Enforced expression of NF-E4 induces γ- and ɛ-gene expression. (A) Northern analysis of K562 cell pools overexpressing NF-E4. K562 cells were transduced with either MSCV-HA-NF-E4 or MSCV alone, and GFP-positive cells were obtained by FACS. Cells were expanded, resorted, and cultured in oligoclonal pools; 10 μg of total RNA from five MSCV-HA-NF-E4 pools (lanes 3 to 7) or two MSCV pools (lanes 1 and 2) was analyzed with γ-gene and NF-E4 probes.
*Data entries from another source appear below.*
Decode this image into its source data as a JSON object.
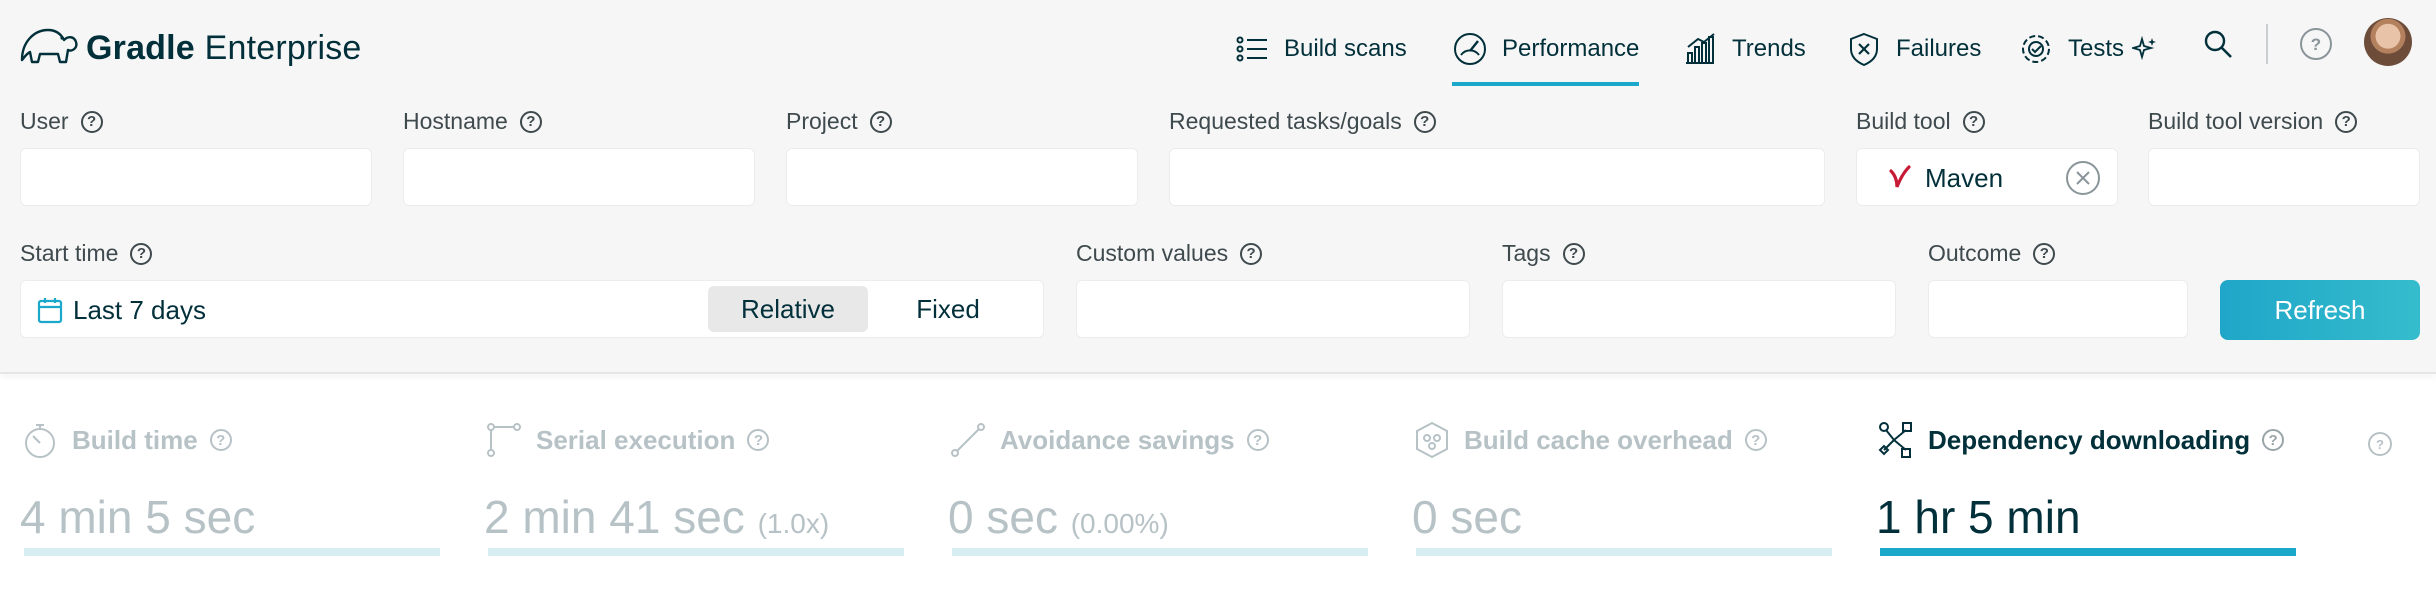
{
  "brand": {
    "name_bold": "Gradle",
    "name_light": "Enterprise"
  },
  "nav": {
    "items": [
      {
        "label": "Build scans",
        "icon": "list-icon"
      },
      {
        "label": "Performance",
        "icon": "speedometer-icon",
        "active": true
      },
      {
        "label": "Trends",
        "icon": "bar-chart-icon"
      },
      {
        "label": "Failures",
        "icon": "shield-x-icon"
      },
      {
        "label": "Tests",
        "icon": "tests-gear-icon"
      }
    ]
  },
  "filters": {
    "user_label": "User",
    "hostname_label": "Hostname",
    "project_label": "Project",
    "tasks_label": "Requested tasks/goals",
    "build_tool_label": "Build tool",
    "build_tool_value": "Maven",
    "build_tool_version_label": "Build tool version",
    "start_time_label": "Start time",
    "start_time_value": "Last 7 days",
    "mode_relative": "Relative",
    "mode_fixed": "Fixed",
    "custom_values_label": "Custom values",
    "tags_label": "Tags",
    "outcome_label": "Outcome",
    "refresh_label": "Refresh",
    "help_glyph": "?"
  },
  "metrics": [
    {
      "label": "Build time",
      "value": "4 min 5 sec",
      "suffix": "",
      "icon": "stopwatch-icon"
    },
    {
      "label": "Serial execution",
      "value": "2 min 41 sec",
      "suffix": "(1.0x)",
      "icon": "serial-path-icon"
    },
    {
      "label": "Avoidance savings",
      "value": "0 sec",
      "suffix": "(0.00%)",
      "icon": "avoidance-path-icon"
    },
    {
      "label": "Build cache overhead",
      "value": "0 sec",
      "suffix": "",
      "icon": "cache-hexagon-icon"
    },
    {
      "label": "Dependency downloading",
      "value": "1 hr 5 min",
      "suffix": "",
      "icon": "dependency-tree-icon",
      "active": true
    }
  ],
  "colors": {
    "accent": "#1ba8cb",
    "text": "#02303a",
    "muted": "#b7c2c6",
    "background": "#f6f6f6"
  }
}
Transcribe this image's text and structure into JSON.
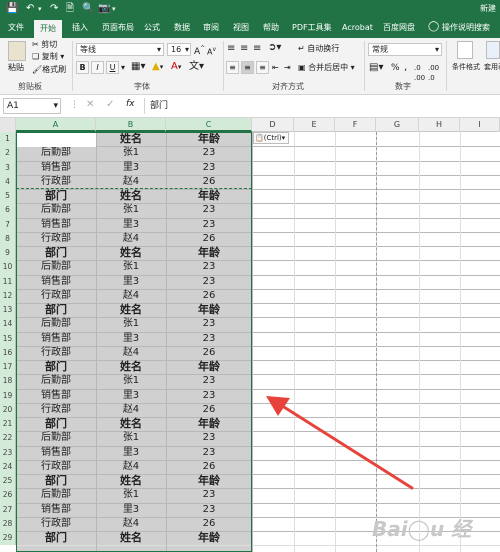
{
  "title_right": "新建",
  "tabs": [
    "文件",
    "开始",
    "插入",
    "页面布局",
    "公式",
    "数据",
    "审阅",
    "视图",
    "帮助",
    "PDF工具集",
    "Acrobat",
    "百度网盘",
    "操作说明搜索"
  ],
  "ribbon": {
    "clipboard": {
      "paste": "粘贴",
      "cut": "剪切",
      "copy": "复制",
      "format_painter": "格式刷",
      "group": "剪贴板"
    },
    "font": {
      "name": "等线",
      "size": "16",
      "bold": "B",
      "italic": "I",
      "underline": "U",
      "group": "字体",
      "grow": "A",
      "shrink": "A"
    },
    "alignment": {
      "wrap": "自动换行",
      "merge": "合并后居中",
      "group": "对齐方式"
    },
    "number": {
      "format": "常规",
      "percent": "%",
      "comma": ",",
      "group": "数字"
    },
    "styles": {
      "conditional": "条件格式",
      "table": "套用表格格式"
    }
  },
  "formula_bar": {
    "name_box": "A1",
    "fx": "fx",
    "content": "部门"
  },
  "columns": [
    "A",
    "B",
    "C",
    "D",
    "E",
    "F",
    "G",
    "H",
    "I"
  ],
  "paste_tag": "(Ctrl)",
  "rows": [
    {
      "n": "1",
      "a": "部门",
      "b": "姓名",
      "c": "年龄",
      "hdr": true
    },
    {
      "n": "2",
      "a": "后勤部",
      "b": "张1",
      "c": "23"
    },
    {
      "n": "3",
      "a": "销售部",
      "b": "里3",
      "c": "23"
    },
    {
      "n": "4",
      "a": "行政部",
      "b": "赵4",
      "c": "26"
    },
    {
      "n": "5",
      "a": "部门",
      "b": "姓名",
      "c": "年龄",
      "hdr": true
    },
    {
      "n": "6",
      "a": "后勤部",
      "b": "张1",
      "c": "23"
    },
    {
      "n": "7",
      "a": "销售部",
      "b": "里3",
      "c": "23"
    },
    {
      "n": "8",
      "a": "行政部",
      "b": "赵4",
      "c": "26"
    },
    {
      "n": "9",
      "a": "部门",
      "b": "姓名",
      "c": "年龄",
      "hdr": true
    },
    {
      "n": "10",
      "a": "后勤部",
      "b": "张1",
      "c": "23"
    },
    {
      "n": "11",
      "a": "销售部",
      "b": "里3",
      "c": "23"
    },
    {
      "n": "12",
      "a": "行政部",
      "b": "赵4",
      "c": "26"
    },
    {
      "n": "13",
      "a": "部门",
      "b": "姓名",
      "c": "年龄",
      "hdr": true
    },
    {
      "n": "14",
      "a": "后勤部",
      "b": "张1",
      "c": "23"
    },
    {
      "n": "15",
      "a": "销售部",
      "b": "里3",
      "c": "23"
    },
    {
      "n": "16",
      "a": "行政部",
      "b": "赵4",
      "c": "26"
    },
    {
      "n": "17",
      "a": "部门",
      "b": "姓名",
      "c": "年龄",
      "hdr": true
    },
    {
      "n": "18",
      "a": "后勤部",
      "b": "张1",
      "c": "23"
    },
    {
      "n": "19",
      "a": "销售部",
      "b": "里3",
      "c": "23"
    },
    {
      "n": "20",
      "a": "行政部",
      "b": "赵4",
      "c": "26"
    },
    {
      "n": "21",
      "a": "部门",
      "b": "姓名",
      "c": "年龄",
      "hdr": true
    },
    {
      "n": "22",
      "a": "后勤部",
      "b": "张1",
      "c": "23"
    },
    {
      "n": "23",
      "a": "销售部",
      "b": "里3",
      "c": "23"
    },
    {
      "n": "24",
      "a": "行政部",
      "b": "赵4",
      "c": "26"
    },
    {
      "n": "25",
      "a": "部门",
      "b": "姓名",
      "c": "年龄",
      "hdr": true
    },
    {
      "n": "26",
      "a": "后勤部",
      "b": "张1",
      "c": "23"
    },
    {
      "n": "27",
      "a": "销售部",
      "b": "里3",
      "c": "23"
    },
    {
      "n": "28",
      "a": "行政部",
      "b": "赵4",
      "c": "26"
    },
    {
      "n": "29",
      "a": "部门",
      "b": "姓名",
      "c": "年龄",
      "hdr": true
    }
  ],
  "colors": {
    "accent": "#217346",
    "selection": "#d0d0d0",
    "arrow": "#e8433a"
  }
}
GAPDH served as the control. (B) Enforced expression of NF-E4 induces ɛ-gene expression. K562 cells were transduced with either MSCV-HA-NF-E4 or MSCV, and GFP-positive cells were obtained by FACS. Cells were expanded, resorted, and cultured in oligoclonal pools; 10 μg of total RNA from four MSCV pools (lanes 1 to 4) or five MSCV-HA-NF-E4 pools (lanes 5 to 9) was analyzed with ɛ-gene and NF-E4 probes. GAPDH served as the control. (C) Northern analysis of MEL cell pools overexpressing NF-E4. MEL cells were transduced with either MSCV-HA-NF-E4 or MSCV alone, and GFP-positive cells were obtained by FACS. Cells were expanded, resorted, and cultured in oligoclonal pools; 10 μg of total RNA from four MSCV pools (lanes 1 to 4) or five MSCV-HA-NF-E4 pools (lanes 5 to 9) was analyzed with βmaj gene and NF-E4 probes. HPRT served as the control.

FIG. 7

Enforced expression of NF-E4 in cord blood progenitors induces γ-gene and represses β-gene expression. (A) RNase protection assays on RNA from transduced cord blood CD34⁺ cells. CD34⁺ cells were isolated from fresh cord blood and transduced with either MSCV-HA-NF-E4 or the MSCV generated in the FLYRD18 packaging cell line (see Materials and Methods). Cells were expanded in in vitro differentiation culture (59) for 12 days, and then GFP- and glycophorin A-positive cells were obtained by FACS; 1 μg of total RNA was used in each lane, and the predicted protected fragments for human γ- and β-globin are shown on the left. (B) Quantitation of γ-gene expression by RNase protection assay. Total RNA (lanes 1 and 4, 0.8 μg; lanes 2 and 5, 0.4 μg; lanes 3 and 6, 0.1 μg) from MSCV-HA-NF-E4 (lanes 1 to 3) or MSCV (lanes 4 to 6) transduced cord blood CD34⁺ cells (as detailed above) was used; the predicted protected fragment for human γ-globin and 18S is shown on the right.